The Internal Revenue Service has also warned taxpayers to be wary of fake emails or websites pretending to be from the IRS or tax preparers. The IRS has seen a number of email schemes in recent weeks not only targeting tax payers, but also tax professionals (such as lawyers and accountants), payroll professionals, human resources personnel, and schools.

In these email schemes, criminals pose as a person or organization the taxpayer trusts or recognizes. Criminals go to great lengths to create websites that appear legitimate, but which contain phony login pages to trick victims into providing money, passwords, Social Security numbers, and other information.

The IRS simply does not communicate with taxpayers via email. The IRS will only contact tax payers through physical mail. While many email messages and Web sites can look official, individuals should be extremely cautious about opening unexpected emails or clicking on Web links claiming to be from the IRS. Common phishing tactics include notices about big refunds, overdue tax bills, or requests for personal information.

It is important that you learn how to identify fake emails or Web sites looking to steal personal information. Here are some things to look for:

• Generic greeting. Phishers often send thousands of emails at one time. Be skeptical of any email sent that starts with ’Dear Customer,‘ or ’Dear Taxpayer.’
• Incorrect ‘From’ address. Look for a sender's email address that is similar to, but not the same as, a company's official email address. Official email from the IRS always comes from an @irs.gov email address. You can usually move your mouse pointer over the sender’s email address and the real one will pop up so you can compare the two.
• Urgent action required. Fraudsters often include urgent calls to action to try to get you to react immediately. Remember that the IRS will never send an email threatening lawsuits, liens, arrest, or other actions. They will also never demand that you react immediately or provide confidential information. Instead, the IRS communicates via traditional mail, and has a clearly defined process for filing and managing tax disputes.
• Link to a fake IRS website. To trick you into disclosing your user name and password, cybercriminals often include a link to a fake website that often looks exactly like the sign-in page of the legitimate IRS or tax preparer’s website. Before clicking on the link put your mouse cursor over it to view the real site address, which is typically provided in the lower left corner of your browser. It will probably be extremely complex and not point to a .gov site, indicating that it is not a legitimate government web page.

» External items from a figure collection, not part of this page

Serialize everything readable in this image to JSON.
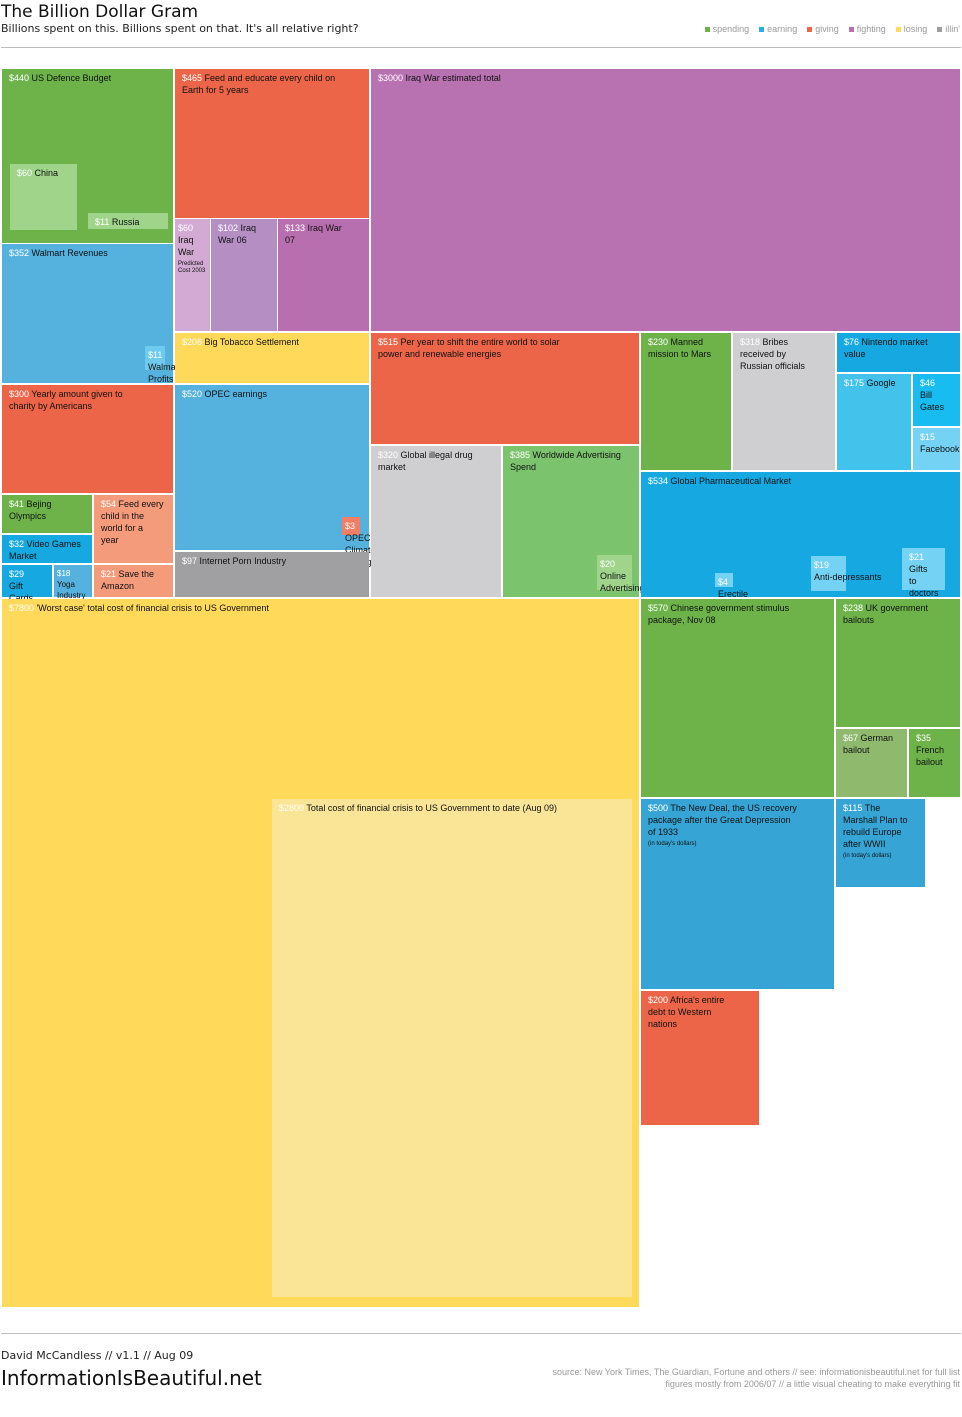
{
  "header": {
    "title": "The Billion Dollar Gram",
    "subtitle": "Billions spent on this. Billions spent on that. It's all relative right?"
  },
  "legend": [
    {
      "label": "spending",
      "color": "#6eb34a"
    },
    {
      "label": "earning",
      "color": "#2baee6"
    },
    {
      "label": "giving",
      "color": "#ef6548"
    },
    {
      "label": "fighting",
      "color": "#b86fb0"
    },
    {
      "label": "losing",
      "color": "#ffd95a"
    },
    {
      "label": "illin'",
      "color": "#9e9e9e"
    }
  ],
  "footer": {
    "credit": "David McCandless // v1.1 // Aug 09",
    "site": "InformationIsBeautiful.net",
    "source_line1": "source: New York Times, The Guardian, Fortune and others // see: informationisbeautiful.net for full list",
    "source_line2": "figures mostly from 2006/07 // a little visual cheating to make everything fit"
  },
  "chart_data": {
    "type": "treemap",
    "unit": "$ billions",
    "items": [
      {
        "value": 440,
        "label": "US Defence Budget",
        "category": "spending"
      },
      {
        "value": 60,
        "label": "China",
        "category": "spending"
      },
      {
        "value": 11,
        "label": "Russia",
        "category": "spending"
      },
      {
        "value": 465,
        "label": "Feed and educate every child on Earth for 5 years",
        "category": "giving"
      },
      {
        "value": 3000,
        "label": "Iraq War estimated total",
        "category": "fighting"
      },
      {
        "value": 60,
        "label": "Iraq War",
        "note": "Predicted Cost 2003",
        "category": "fighting"
      },
      {
        "value": 102,
        "label": "Iraq War 06",
        "category": "fighting"
      },
      {
        "value": 133,
        "label": "Iraq War 07",
        "category": "fighting"
      },
      {
        "value": 352,
        "label": "Walmart Revenues",
        "category": "earning"
      },
      {
        "value": 11,
        "label": "Walmart Profits",
        "category": "earning"
      },
      {
        "value": 206,
        "label": "Big Tobacco Settlement",
        "category": "losing"
      },
      {
        "value": 515,
        "label": "Per year to shift the entire world to solar power and renewable energies",
        "category": "giving"
      },
      {
        "value": 230,
        "label": "Manned mission to Mars",
        "category": "spending"
      },
      {
        "value": 318,
        "label": "Bribes received by Russian officials",
        "category": "illin'"
      },
      {
        "value": 76,
        "label": "Nintendo market value",
        "category": "earning"
      },
      {
        "value": 175,
        "label": "Google",
        "category": "earning"
      },
      {
        "value": 46,
        "label": "Bill Gates",
        "category": "earning"
      },
      {
        "value": 15,
        "label": "Facebook",
        "category": "earning"
      },
      {
        "value": 300,
        "label": "Yearly amount given to charity by Americans",
        "category": "giving"
      },
      {
        "value": 520,
        "label": "OPEC earnings",
        "category": "earning"
      },
      {
        "value": 3,
        "label": "OPEC Climate Change Fund",
        "category": "giving"
      },
      {
        "value": 320,
        "label": "Global illegal drug market",
        "category": "illin'"
      },
      {
        "value": 385,
        "label": "Worldwide Advertising Spend",
        "category": "spending"
      },
      {
        "value": 20,
        "label": "Online Advertising",
        "category": "spending"
      },
      {
        "value": 534,
        "label": "Global Pharmaceutical Market",
        "category": "earning"
      },
      {
        "value": 4,
        "label": "Erectile Dysfunction",
        "category": "earning"
      },
      {
        "value": 19,
        "label": "Anti-depressants",
        "category": "earning"
      },
      {
        "value": 21,
        "label": "Gifts to doctors",
        "category": "earning"
      },
      {
        "value": 41,
        "label": "Bejing Olympics",
        "category": "spending"
      },
      {
        "value": 54,
        "label": "Feed every child in the world for a year",
        "category": "giving"
      },
      {
        "value": 32,
        "label": "Video Games Market",
        "category": "earning"
      },
      {
        "value": 29,
        "label": "Gift Cards",
        "category": "earning"
      },
      {
        "value": 18,
        "label": "Yoga Industry",
        "category": "earning"
      },
      {
        "value": 21,
        "label": "Save the Amazon",
        "category": "giving"
      },
      {
        "value": 97,
        "label": "Internet Porn Industry",
        "category": "illin'"
      },
      {
        "value": 7800,
        "label": "'Worst case' total cost of financial crisis to US Government",
        "category": "losing"
      },
      {
        "value": 2800,
        "label": "Total cost of financial crisis to US Government to date (Aug 09)",
        "category": "losing"
      },
      {
        "value": 570,
        "label": "Chinese government stimulus package, Nov 08",
        "category": "spending"
      },
      {
        "value": 238,
        "label": "UK government bailouts",
        "category": "spending"
      },
      {
        "value": 67,
        "label": "German bailout",
        "category": "spending"
      },
      {
        "value": 35,
        "label": "French bailout",
        "category": "spending"
      },
      {
        "value": 500,
        "label": "The New Deal, the US recovery package after the Great Depression of 1933",
        "note": "(in today's dollars)",
        "category": "spending"
      },
      {
        "value": 115,
        "label": "The Marshall Plan to rebuild Europe after WWII",
        "note": "(in today's dollars)",
        "category": "spending"
      },
      {
        "value": 200,
        "label": "Africa's entire debt to Western nations",
        "category": "giving"
      }
    ]
  }
}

Do not click on the link. If you end up on a potentially fake site look for misspelled words and poor language within the site content.
• Poor spelling and grammar in the email. You would think that this would be an easy problem for cybercriminals to fix, but a remarkable percentage of phishing emails and websites are riddled with misspelled words, bad punctuation, and improper grammar.

Conclusion

If you find that you have been the victim of tax return fraud, it is not the end of the world. The IRS has assigned thousands of IRS employees to work on identity theft issues, including prevention, investigating identity theft-related crimes, and helping taxpayers who have become victims of identity theft. If you find that you cannot e-file your return due to a potential identity fraud issue, go ahead and submit it via mail by the tax deadline, and contact the IRS.

If you decide to call them, please be advised that all of their agents are more than likely busy. Your call will be very important to them, so please stay on the line and your call will be answered in the order it was received. Take a deep breath. It may take some time, but if you have been the victim of identity theft and fraud there are government resources available to help you through the situation.